Lead 2B: You explain in your witness statement that there was no science, you say, to underpin the extent of social distancing in terms of metreage; is that right?

Dr Robert Hoyle: Yes.

Lead 2B: Is that something you raised or is that something that was discussed within TAG at the time and, if so, what were those discussions?

Dr Robert Hoyle: I vaguely remember some discussion about this, but it wasn’t a particularly hot topic that I recall, the whole issue about whether it was 1 metre, 1.5 metres, 2 metres, 2.5 metres or some other distance. And I quote those because those were the numbers used by different countries, the World Health Organisation advice and so on. So there was no clear advice or evidence from other countries about what was appropriate distance other than the obvious statement that further is better.

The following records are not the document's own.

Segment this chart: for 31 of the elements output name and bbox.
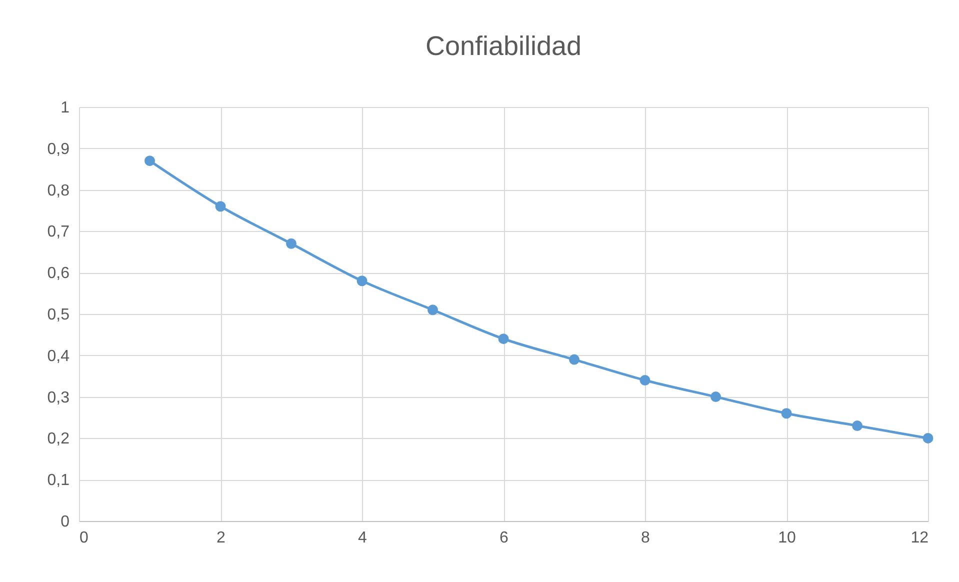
point	[852, 420, 862, 432]
y-tick-label: 0,6	[47, 265, 70, 282]
x-tick-label: 6	[500, 530, 509, 546]
y-tick-label: 0,8	[47, 182, 70, 200]
chart-title: Confiabilidad	[425, 31, 582, 61]
y-tick-label: 0,7	[47, 224, 70, 241]
point	[781, 408, 792, 419]
x-tick-label: 8	[641, 530, 650, 546]
point	[428, 304, 438, 316]
x-tick-label: 10	[778, 530, 796, 546]
y-tick-label: 0,2	[47, 430, 70, 448]
y-tick-label: 0	[60, 514, 70, 530]
point	[710, 392, 721, 402]
x-tick-label: 0	[80, 530, 88, 546]
point	[569, 354, 580, 365]
y-tick-label: 0,4	[47, 348, 70, 365]
x-tick-label: 2	[216, 530, 226, 546]
x-tick-label: 12	[910, 530, 929, 546]
y-tick-label: 1	[60, 100, 70, 116]
point	[498, 334, 509, 344]
y-tick-label: 0,9	[47, 140, 70, 158]
y-tick-label: 0,1	[47, 472, 70, 490]
point	[640, 375, 650, 386]
y-tick-label: 0,5	[47, 306, 70, 324]
point	[215, 201, 226, 212]
point	[144, 156, 155, 166]
point	[922, 432, 934, 444]
point	[356, 276, 368, 286]
y-tick-label: 0,3	[47, 389, 70, 406]
x-tick-label: 4	[358, 530, 368, 546]
point	[286, 238, 296, 249]
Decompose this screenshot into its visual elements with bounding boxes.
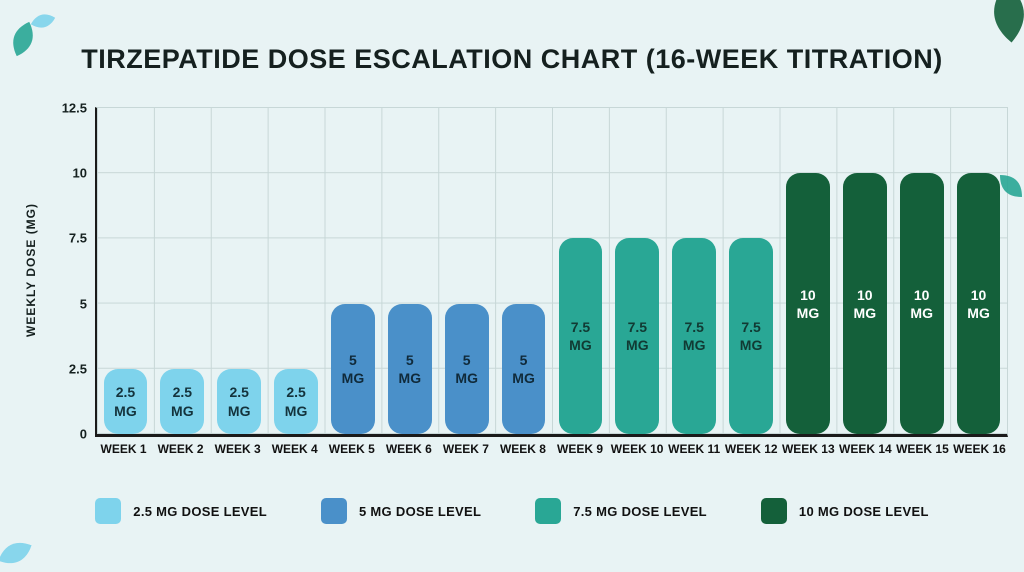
bar-value-label: 2.5 MG [284, 384, 308, 419]
y-tick-2.5: 2.5 [68, 361, 87, 377]
bar-value-label: 7.5 MG [569, 319, 592, 354]
bar-column-week-8: 5 MG [495, 108, 552, 434]
legend-swatch-icon [535, 498, 562, 524]
bar-column-week-9: 7.5 MG [552, 108, 609, 434]
bar-week-3: 2.5 MG [217, 368, 262, 434]
bar-week-14: 10 MG [842, 173, 887, 434]
bar-value-label: 2.5 MG [227, 384, 251, 419]
bar-week-11: 7.5 MG [672, 238, 717, 434]
x-label-week-1: WEEK 1 [100, 442, 147, 456]
leaf-decoration-icon [979, 0, 1024, 43]
bars-container: 2.5 MG 2.5 MG 2.5 MG 2.5 MG 5 MG 5 MG 5 MG 5 MG 7.5 MG 7.5… [97, 108, 1007, 434]
bar-value-label: 5 MG [341, 351, 365, 386]
bar-week-8: 5 MG [501, 303, 546, 434]
legend-swatch-icon [95, 498, 122, 524]
bar-column-week-7: 5 MG [438, 108, 495, 434]
legend-item-7.5mg: 7.5 MG DOSE LEVEL [535, 498, 707, 524]
x-label-week-7: WEEK 7 [442, 442, 489, 456]
x-label-week-16: WEEK 16 [953, 442, 1006, 456]
legend-label: 2.5 MG DOSE LEVEL [133, 503, 267, 519]
y-axis-title: WEEKLY DOSE (MG) [24, 203, 38, 338]
y-tick-5: 5 [79, 296, 87, 312]
x-label-week-15: WEEK 15 [896, 442, 949, 456]
bar-value-label: 5 MG [455, 351, 478, 386]
legend-swatch-icon [320, 498, 347, 524]
legend-item-2.5mg: 2.5 MG DOSE LEVEL [95, 498, 267, 524]
bar-week-15: 10 MG [899, 173, 944, 434]
bar-value-label: 10 MG [853, 286, 877, 321]
x-label-week-8: WEEK 8 [499, 442, 546, 456]
leaf-decoration-icon [6, 21, 41, 57]
leaf-decoration-icon [1000, 175, 1022, 197]
x-label-week-6: WEEK 6 [385, 442, 432, 456]
x-label-week-9: WEEK 9 [557, 442, 604, 456]
bar-week-1: 2.5 MG [103, 368, 148, 434]
bar-column-week-14: 10 MG [836, 108, 893, 434]
bar-column-week-2: 2.5 MG [154, 108, 211, 434]
y-tick-0: 0 [79, 426, 87, 442]
bar-column-week-6: 5 MG [381, 108, 438, 434]
x-label-week-14: WEEK 14 [839, 442, 892, 456]
legend-swatch-icon [760, 498, 787, 524]
bar-week-6: 5 MG [387, 303, 432, 434]
bar-week-5: 5 MG [331, 303, 375, 434]
x-label-week-12: WEEK 12 [724, 442, 778, 456]
x-label-week-3: WEEK 3 [214, 442, 261, 456]
bar-column-week-1: 2.5 MG [97, 108, 154, 434]
leaf-decoration-icon [30, 9, 56, 34]
bar-column-week-3: 2.5 MG [211, 108, 268, 434]
bar-value-label: 10 MG [967, 286, 990, 321]
bar-column-week-13: 10 MG [780, 108, 837, 434]
bar-column-week-12: 7.5 MG [723, 108, 780, 434]
bar-value-label: 5 MG [512, 351, 535, 386]
bar-week-12: 7.5 MG [729, 238, 773, 434]
legend-label: 10 MG DOSE LEVEL [798, 503, 929, 519]
bar-value-label: 7.5 MG [626, 319, 649, 354]
bar-week-2: 2.5 MG [160, 368, 205, 434]
y-tick-10: 10 [72, 165, 87, 181]
bar-column-week-15: 10 MG [893, 108, 950, 434]
plot-area: 0 2.5 5 7.5 10 12.5 2.5 MG 2.5 MG 2.5 MG 2.5 MG 5 MG 5 M… [62, 101, 1008, 442]
x-label-week-2: WEEK 2 [157, 442, 204, 456]
chart-title: TIRZEPATIDE DOSE ESCALATION CHART (16-WE… [81, 44, 943, 74]
legend-label: 7.5 MG DOSE LEVEL [573, 503, 707, 519]
bar-week-9: 7.5 MG [558, 238, 603, 434]
bar-value-label: 10 MG [796, 286, 820, 321]
bar-week-10: 7.5 MG [615, 238, 660, 434]
bar-week-4: 2.5 MG [274, 368, 318, 434]
bar-column-week-10: 7.5 MG [609, 108, 666, 434]
legend-label: 5 MG DOSE LEVEL [358, 503, 482, 519]
x-label-week-13: WEEK 13 [781, 442, 835, 456]
bar-week-16: 10 MG [956, 173, 1001, 434]
x-label-week-4: WEEK 4 [271, 442, 318, 456]
bar-value-label: 7.5 MG [682, 319, 706, 354]
bar-value-label: 2.5 MG [171, 384, 194, 419]
bar-value-label: 2.5 MG [114, 384, 137, 419]
bar-week-7: 5 MG [444, 303, 489, 434]
bar-column-week-16: 10 MG [950, 108, 1007, 434]
bar-week-13: 10 MG [786, 173, 830, 434]
y-tick-12.5: 12.5 [61, 100, 87, 116]
bar-column-week-11: 7.5 MG [666, 108, 723, 434]
x-label-week-11: WEEK 11 [668, 442, 721, 456]
bar-column-week-5: 5 MG [325, 108, 382, 434]
legend-item-5mg: 5 MG DOSE LEVEL [320, 498, 482, 524]
bar-value-label: 10 MG [910, 286, 933, 321]
x-label-week-10: WEEK 10 [610, 442, 664, 456]
bar-value-label: 7.5 MG [739, 319, 763, 354]
x-axis-labels: WEEK 1 WEEK 2 WEEK 3 WEEK 4 WEEK 5 WEEK 6 WEEK… [95, 442, 1008, 456]
bar-column-week-4: 2.5 MG [268, 108, 325, 434]
bar-value-label: 5 MG [398, 351, 422, 386]
x-label-week-5: WEEK 5 [328, 442, 375, 456]
legend: 2.5 MG DOSE LEVEL 5 MG DOSE LEVEL 7.5 MG D… [0, 498, 1024, 524]
legend-item-10mg: 10 MG DOSE LEVEL [760, 498, 929, 524]
leaf-decoration-icon [0, 536, 32, 569]
y-tick-7.5: 7.5 [68, 230, 87, 246]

Lead 2B: Obviously there were a number of factors that are in play when making these determinations about distance, one of those being an economic consideration, and we know in the UK the UK Government in England reduced social distancing of 2 metres to 1 metre and the Welsh Government didn’t follow suit and they stuck at 2 metres. Was that something that TAG was – or can you tell us, is that something that you were involved in in TAG or that TAG advised on?

Dr Robert Hoyle: We did report on, in our situation reports, IntTel TAG reports, different countries and their social distancing, but again I would say that further is better, so it would be better to remain 2 metres rather than 1 metre.

Lead 2B: The Inquiry understands that you were asked to advise on school closures and looked at comparisons overseas about the first wave. Can I ask you: did other countries in Europe follow Wales’ approach to close schools during October 2020 and then again during December 2020?

Dr Robert Hoyle: Some countries did, some countries didn’t.

Lead 2B: Was any country to your knowledge, especially any European country, closing schools but at the same time keeping sort of hospitality open or vice versa?

Dr Robert Hoyle: I – without doing a detailed trawl through my notes, I don’t know, I can’t remember.

Mr Poole: Dr Hoyle, those are all the questions I’ve got for you.

I don’t think there are any Rule 10 questions, my Lady.

Lady Hallett: Thank you very much indeed, Dr Hoyle. I hope we haven’t kept you too long, we’re very grateful for your help.

The Witness: You’re welcome, thank you.

(The witness withdrew)

Lady Hallett: Right, it’s 10 o’clock tomorrow. Thank you very much.